Po wodzie
To niełatwe – ułożyć się jak dni
pod nową porę roku. Ptaki są czujne;
w powietrzu tyle skrzydeł,
a wszystko czeka, aż uderzy zieleń.
Głód jest przezroczysty – ostry
nie do oswojenia.
Rzeka też niespokojna: szarpie
skarpy, wychodzi na pola jakby chciała
przytulić zmarzniętą jeszcze ziemię.
Czas
wpleść we włosy kolorowe wstążki,
zamieść brzeg nową spódnicą i dać się
ponieść.
Krew nie woda
ale każdą wiosnę budzą tak samo.
Komentarze (22)
Czytałam kilkakrotnie- zmusił mnie do
zatrzymania.-Szczególnie przypadła mi druga
zwrotka-Pozdrawiam
Krzysiek, nie strasz mi tak zabawnych gości. :)))
Wiersz mi się podoba.
Anello. Z jednej strony jestem z Tobą, ale takie
rewizyty, a raczej odwety na zasadzie minus za minus
są dla mnie dziecinne.
Anello - to bardzo dobrze, że się nie podoba. Dziękuję
za rewizytę.
Nie podoba mi się.
Dziękuję bardzo wszystkim za czytanie i komentarze.
Miło, że się podoba ale mnie samej nie pasuje
zakończenie - takie jakieś mdłe... Może z czasem coś
mi wpadnie do głowy. Jeszcze raz dziękuję.
Po prostu, świetny WIERSZ.
To niełatwe – ułożyć się jak dni
pod nową porę roku...przyroda potrafi przejść z
jednego stanu do drugiego ,u człowieka objawia się
inaczej, wolniej ,z trudem Piękna impresja, a w niej
podskórny niepokój
niepokojące są wiosenne powodzie, nie tylko w
przyrodzie, i te płynące wstążki, oby to tylko
topienie Marzanny :) ciekawy, wieloznaczny wiersz
wiersz niby o wiośnie, jakich wiele, ma jednak w sobie
to coś...moc przyciągania
Wiosnę należałoby wywalić z roboty za to notoryczne
spóźnianie się :)
Piękny wiersz, obrazowy, z wiosennym nastrojem mimo
zmarzlin.

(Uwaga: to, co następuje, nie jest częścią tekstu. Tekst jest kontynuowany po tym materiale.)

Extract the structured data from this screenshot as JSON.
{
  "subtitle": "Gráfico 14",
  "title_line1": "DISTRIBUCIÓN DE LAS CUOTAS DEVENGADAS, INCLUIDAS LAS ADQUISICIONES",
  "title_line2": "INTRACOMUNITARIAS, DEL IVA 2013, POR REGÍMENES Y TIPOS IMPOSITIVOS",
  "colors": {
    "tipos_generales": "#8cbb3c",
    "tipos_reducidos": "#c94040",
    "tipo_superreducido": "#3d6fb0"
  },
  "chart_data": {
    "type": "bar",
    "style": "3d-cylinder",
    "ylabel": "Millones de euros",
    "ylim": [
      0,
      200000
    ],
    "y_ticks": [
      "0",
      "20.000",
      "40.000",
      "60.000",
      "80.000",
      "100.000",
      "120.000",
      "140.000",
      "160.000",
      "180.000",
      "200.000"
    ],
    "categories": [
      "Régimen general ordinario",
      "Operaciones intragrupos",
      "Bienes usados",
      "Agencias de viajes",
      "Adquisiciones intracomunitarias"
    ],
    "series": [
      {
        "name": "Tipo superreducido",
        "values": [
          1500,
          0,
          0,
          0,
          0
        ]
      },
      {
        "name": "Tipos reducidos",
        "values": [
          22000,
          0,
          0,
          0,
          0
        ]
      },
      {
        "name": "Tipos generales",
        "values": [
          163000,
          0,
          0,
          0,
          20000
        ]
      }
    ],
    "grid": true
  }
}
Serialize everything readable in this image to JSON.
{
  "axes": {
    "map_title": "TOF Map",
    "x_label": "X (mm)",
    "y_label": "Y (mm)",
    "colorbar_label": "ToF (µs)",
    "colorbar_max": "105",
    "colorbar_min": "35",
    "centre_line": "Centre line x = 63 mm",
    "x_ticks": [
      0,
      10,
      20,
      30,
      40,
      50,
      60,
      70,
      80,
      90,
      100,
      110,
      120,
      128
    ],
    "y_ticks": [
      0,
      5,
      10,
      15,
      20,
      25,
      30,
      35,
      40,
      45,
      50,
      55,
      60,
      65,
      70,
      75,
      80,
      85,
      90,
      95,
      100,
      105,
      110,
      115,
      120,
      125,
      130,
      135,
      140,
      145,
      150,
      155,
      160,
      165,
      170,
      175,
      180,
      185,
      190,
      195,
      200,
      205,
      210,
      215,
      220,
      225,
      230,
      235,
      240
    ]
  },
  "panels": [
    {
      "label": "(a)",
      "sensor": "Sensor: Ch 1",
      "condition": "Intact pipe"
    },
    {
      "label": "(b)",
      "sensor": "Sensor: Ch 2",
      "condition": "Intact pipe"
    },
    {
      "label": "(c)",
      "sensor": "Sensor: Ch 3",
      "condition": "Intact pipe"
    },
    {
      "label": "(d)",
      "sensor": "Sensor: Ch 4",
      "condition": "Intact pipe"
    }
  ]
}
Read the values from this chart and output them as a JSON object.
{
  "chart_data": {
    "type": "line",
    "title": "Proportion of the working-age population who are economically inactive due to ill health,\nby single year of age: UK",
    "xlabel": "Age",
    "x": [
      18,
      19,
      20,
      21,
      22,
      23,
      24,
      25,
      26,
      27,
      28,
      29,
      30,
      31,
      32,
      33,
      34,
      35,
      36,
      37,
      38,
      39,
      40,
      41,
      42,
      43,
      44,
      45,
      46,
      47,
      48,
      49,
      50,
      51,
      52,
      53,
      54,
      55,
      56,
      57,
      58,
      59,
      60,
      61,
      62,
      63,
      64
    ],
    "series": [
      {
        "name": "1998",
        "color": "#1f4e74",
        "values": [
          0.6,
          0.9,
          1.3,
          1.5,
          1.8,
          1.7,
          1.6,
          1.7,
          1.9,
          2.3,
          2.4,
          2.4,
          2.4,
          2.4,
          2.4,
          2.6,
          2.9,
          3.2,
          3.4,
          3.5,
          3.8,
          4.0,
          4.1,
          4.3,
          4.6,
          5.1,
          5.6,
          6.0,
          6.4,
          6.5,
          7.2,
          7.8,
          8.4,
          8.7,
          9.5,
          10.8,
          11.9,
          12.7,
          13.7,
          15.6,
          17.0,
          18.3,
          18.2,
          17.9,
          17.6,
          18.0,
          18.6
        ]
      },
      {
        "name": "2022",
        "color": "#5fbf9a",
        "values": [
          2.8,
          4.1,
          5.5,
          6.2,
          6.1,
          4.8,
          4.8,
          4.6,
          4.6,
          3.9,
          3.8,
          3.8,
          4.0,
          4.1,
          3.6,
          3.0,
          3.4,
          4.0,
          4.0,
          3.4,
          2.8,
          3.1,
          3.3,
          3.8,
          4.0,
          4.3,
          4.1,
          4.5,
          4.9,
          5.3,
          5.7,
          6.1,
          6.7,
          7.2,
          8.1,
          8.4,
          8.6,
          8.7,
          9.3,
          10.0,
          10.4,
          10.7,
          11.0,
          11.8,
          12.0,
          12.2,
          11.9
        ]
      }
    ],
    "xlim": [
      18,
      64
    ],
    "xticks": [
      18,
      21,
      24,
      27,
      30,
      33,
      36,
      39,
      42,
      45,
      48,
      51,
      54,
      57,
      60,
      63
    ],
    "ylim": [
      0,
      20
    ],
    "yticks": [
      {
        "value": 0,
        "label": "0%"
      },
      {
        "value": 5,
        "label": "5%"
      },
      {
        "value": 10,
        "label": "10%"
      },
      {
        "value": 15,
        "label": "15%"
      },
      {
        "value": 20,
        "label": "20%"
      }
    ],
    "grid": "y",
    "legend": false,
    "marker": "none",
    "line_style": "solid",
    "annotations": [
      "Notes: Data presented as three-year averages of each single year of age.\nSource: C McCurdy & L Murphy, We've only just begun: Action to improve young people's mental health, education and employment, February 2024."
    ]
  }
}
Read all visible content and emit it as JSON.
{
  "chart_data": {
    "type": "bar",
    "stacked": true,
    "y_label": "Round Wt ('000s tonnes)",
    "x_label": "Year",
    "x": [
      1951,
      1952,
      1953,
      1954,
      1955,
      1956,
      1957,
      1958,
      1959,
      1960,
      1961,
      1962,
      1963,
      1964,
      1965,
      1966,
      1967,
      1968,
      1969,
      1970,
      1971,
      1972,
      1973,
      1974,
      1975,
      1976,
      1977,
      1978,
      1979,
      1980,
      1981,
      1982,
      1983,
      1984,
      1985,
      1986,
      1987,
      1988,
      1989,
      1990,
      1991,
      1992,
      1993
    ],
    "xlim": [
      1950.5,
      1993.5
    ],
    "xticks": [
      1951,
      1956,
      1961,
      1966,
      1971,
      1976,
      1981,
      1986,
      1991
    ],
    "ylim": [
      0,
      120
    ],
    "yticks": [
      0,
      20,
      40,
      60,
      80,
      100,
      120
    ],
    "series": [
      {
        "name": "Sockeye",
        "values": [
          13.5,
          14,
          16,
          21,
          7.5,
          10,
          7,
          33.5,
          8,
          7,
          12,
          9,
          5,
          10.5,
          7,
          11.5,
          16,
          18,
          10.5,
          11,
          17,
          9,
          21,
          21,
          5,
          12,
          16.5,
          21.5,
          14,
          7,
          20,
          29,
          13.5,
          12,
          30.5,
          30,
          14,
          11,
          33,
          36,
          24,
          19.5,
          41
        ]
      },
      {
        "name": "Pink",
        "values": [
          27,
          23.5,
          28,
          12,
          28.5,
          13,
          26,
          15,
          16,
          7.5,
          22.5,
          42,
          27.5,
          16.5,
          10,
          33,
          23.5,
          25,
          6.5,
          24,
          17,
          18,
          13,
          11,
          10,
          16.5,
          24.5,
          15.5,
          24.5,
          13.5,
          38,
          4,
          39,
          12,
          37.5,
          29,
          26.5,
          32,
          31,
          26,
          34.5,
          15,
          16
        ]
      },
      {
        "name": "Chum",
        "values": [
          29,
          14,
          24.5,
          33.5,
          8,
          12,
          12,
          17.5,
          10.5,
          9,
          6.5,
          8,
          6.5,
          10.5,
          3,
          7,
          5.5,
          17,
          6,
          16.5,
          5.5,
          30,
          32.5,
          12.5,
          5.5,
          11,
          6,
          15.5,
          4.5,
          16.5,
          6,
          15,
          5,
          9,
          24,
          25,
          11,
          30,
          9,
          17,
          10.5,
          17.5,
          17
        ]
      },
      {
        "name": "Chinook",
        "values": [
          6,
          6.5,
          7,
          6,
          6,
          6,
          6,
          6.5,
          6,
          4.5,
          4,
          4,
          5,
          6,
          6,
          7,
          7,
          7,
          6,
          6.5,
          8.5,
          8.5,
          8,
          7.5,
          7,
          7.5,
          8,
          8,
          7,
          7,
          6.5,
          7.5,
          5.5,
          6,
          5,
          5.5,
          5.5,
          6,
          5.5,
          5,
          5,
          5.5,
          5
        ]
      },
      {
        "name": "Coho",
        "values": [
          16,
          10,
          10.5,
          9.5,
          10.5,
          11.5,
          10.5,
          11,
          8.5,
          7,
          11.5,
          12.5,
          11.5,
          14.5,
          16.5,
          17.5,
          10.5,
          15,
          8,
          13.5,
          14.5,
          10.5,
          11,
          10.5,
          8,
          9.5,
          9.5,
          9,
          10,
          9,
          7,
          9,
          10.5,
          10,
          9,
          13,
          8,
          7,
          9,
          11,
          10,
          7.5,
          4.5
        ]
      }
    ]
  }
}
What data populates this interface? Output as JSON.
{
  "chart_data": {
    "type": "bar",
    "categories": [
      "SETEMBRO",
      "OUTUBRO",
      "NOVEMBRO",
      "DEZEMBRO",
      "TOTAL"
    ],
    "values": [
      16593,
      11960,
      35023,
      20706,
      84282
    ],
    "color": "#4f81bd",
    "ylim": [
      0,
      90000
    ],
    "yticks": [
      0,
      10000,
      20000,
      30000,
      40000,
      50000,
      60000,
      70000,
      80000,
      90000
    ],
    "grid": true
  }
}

Ale tylko gdzieniegdzie:)
Pozdrawiam.
ReedDżej, to jest naprawdę fantastyczny obrazek.
Dzięki, że mogłem zobaczyć to Twoimi oczami.
Pozdrawiam
Niby wszystko jak u innych: ptaki, skrzydła, woda,
rzeka, kolorowe wstążki, zapowiedź zieleni, zmarznięta
ziemia... a - otwiera się przestrzeń, płuca wciągają
rześkie powietrze i krew (w człowieku)zaczyna krążyć.